While in other Lancaster districts — including Elizabethtown, Warwick and Penn Manor — school boards remained firmly in conservative control, there are also signs of growing pushback, as in Elizabethtown, where Runkle noted the teachers union has recently begun challenging the board during public meetings and local students have gotten active protesting book bans.
Similar trends have happened statewide, said the Education Law Center’s Kristina Moon, who noted that voters “were so concerned about the extremist action they saw on the boards that it was kind of a wake-up call: that we can’t sleep on school board elections, and we need to have boards that reflect a commitment to all of the students in our schools.”

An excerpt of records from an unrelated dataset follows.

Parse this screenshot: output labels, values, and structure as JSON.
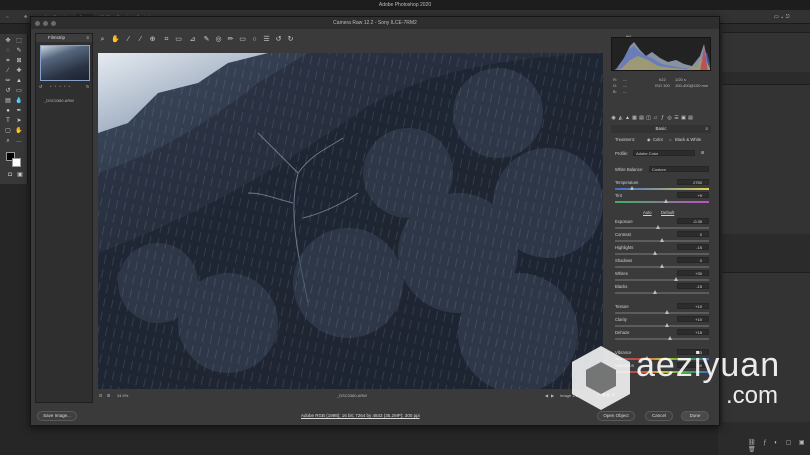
{
  "app": {
    "menubar_title": "Adobe Photoshop 2020"
  },
  "options_bar": {
    "auto_select_label": "Auto-Select:",
    "auto_select_value": "Group",
    "transform_label": "Show Transform Controls"
  },
  "dialog": {
    "title": "Camera Raw 12.2  -  Sony ILCE-7RM2",
    "filmstrip_label": "Filmstrip",
    "thumb_rating": "* * * * *",
    "thumb_name": "_DSC0380.ARW",
    "zoom": "34.9%",
    "filename": "_DSC0380.ARW",
    "image_count": "Image 1/1",
    "workflow_link": "Adobe RGB (1998); 16 bit; 7264 by 4843 (35.2MP); 300 ppi",
    "buttons": {
      "save": "Save Image...",
      "open": "Open Object",
      "cancel": "Cancel",
      "done": "Done"
    }
  },
  "camera_info": {
    "r": "R:",
    "g": "G:",
    "b": "B:",
    "dash": "---",
    "aperture": "f/22",
    "shutter": "1/20 s",
    "iso": "ISO 100",
    "lens": "100-400@100 mm"
  },
  "basic": {
    "header": "Basic",
    "treatment_label": "Treatment:",
    "color_option": "Color",
    "bw_option": "Black & White",
    "profile_label": "Profile:",
    "profile_value": "Adobe Color",
    "wb_label": "White Balance:",
    "wb_value": "Custom",
    "auto": "Auto",
    "default": "Default",
    "sliders": [
      {
        "label": "Temperature",
        "value": "2750",
        "pos": 0.18
      },
      {
        "label": "Tint",
        "value": "+9",
        "pos": 0.54
      },
      {
        "label": "Exposure",
        "value": "-0.35",
        "pos": 0.46
      },
      {
        "label": "Contrast",
        "value": "0",
        "pos": 0.5
      },
      {
        "label": "Highlights",
        "value": "-15",
        "pos": 0.43
      },
      {
        "label": "Shadows",
        "value": "0",
        "pos": 0.5
      },
      {
        "label": "Whites",
        "value": "+30",
        "pos": 0.65
      },
      {
        "label": "Blacks",
        "value": "-15",
        "pos": 0.43
      },
      {
        "label": "Texture",
        "value": "+10",
        "pos": 0.55
      },
      {
        "label": "Clarity",
        "value": "+10",
        "pos": 0.55
      },
      {
        "label": "Dehaze",
        "value": "+15",
        "pos": 0.58
      },
      {
        "label": "Vibrance",
        "value": "-33",
        "pos": 0.34
      },
      {
        "label": "Saturation",
        "value": "-50",
        "pos": 0.25
      }
    ]
  },
  "watermark": {
    "text": "aeziyuan",
    "sub": ".com"
  }
}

While reports of ILC’s direct involvement with school boards seem to have waned in recent months, said Moon, that “does not mean the threat to our public schools is over. We see continued use of those discriminatory policies by school boards just copying the policy exactly as it was adopted elsewhere. And it causes the same harm in a district, whether the district is publicly meeting with ILC or not.”
Plus there are now Trump’s anti-trans executive orders, which have spread confusion statewide. And just this December, a legal challenge brought by another Christian right law firm, the Thomas More Society, is challenging the authority of Pennsylvania’s civil rights commission to apply anti-discrimination protections to trans students in public schools.
As a consequence, the Education Law Center has spent much of the past year trying to educate school and community leaders that executive orders are not the law itself, and they cannot supersede case law supporting the rights of LGBTQ students.
“We’re trying to cut through the noise,” Moon said, “to ensure that schools remain clear about their legal obligations to provide safe environments for all students … so they can focus on learning and not worrying about identity-based attacks.”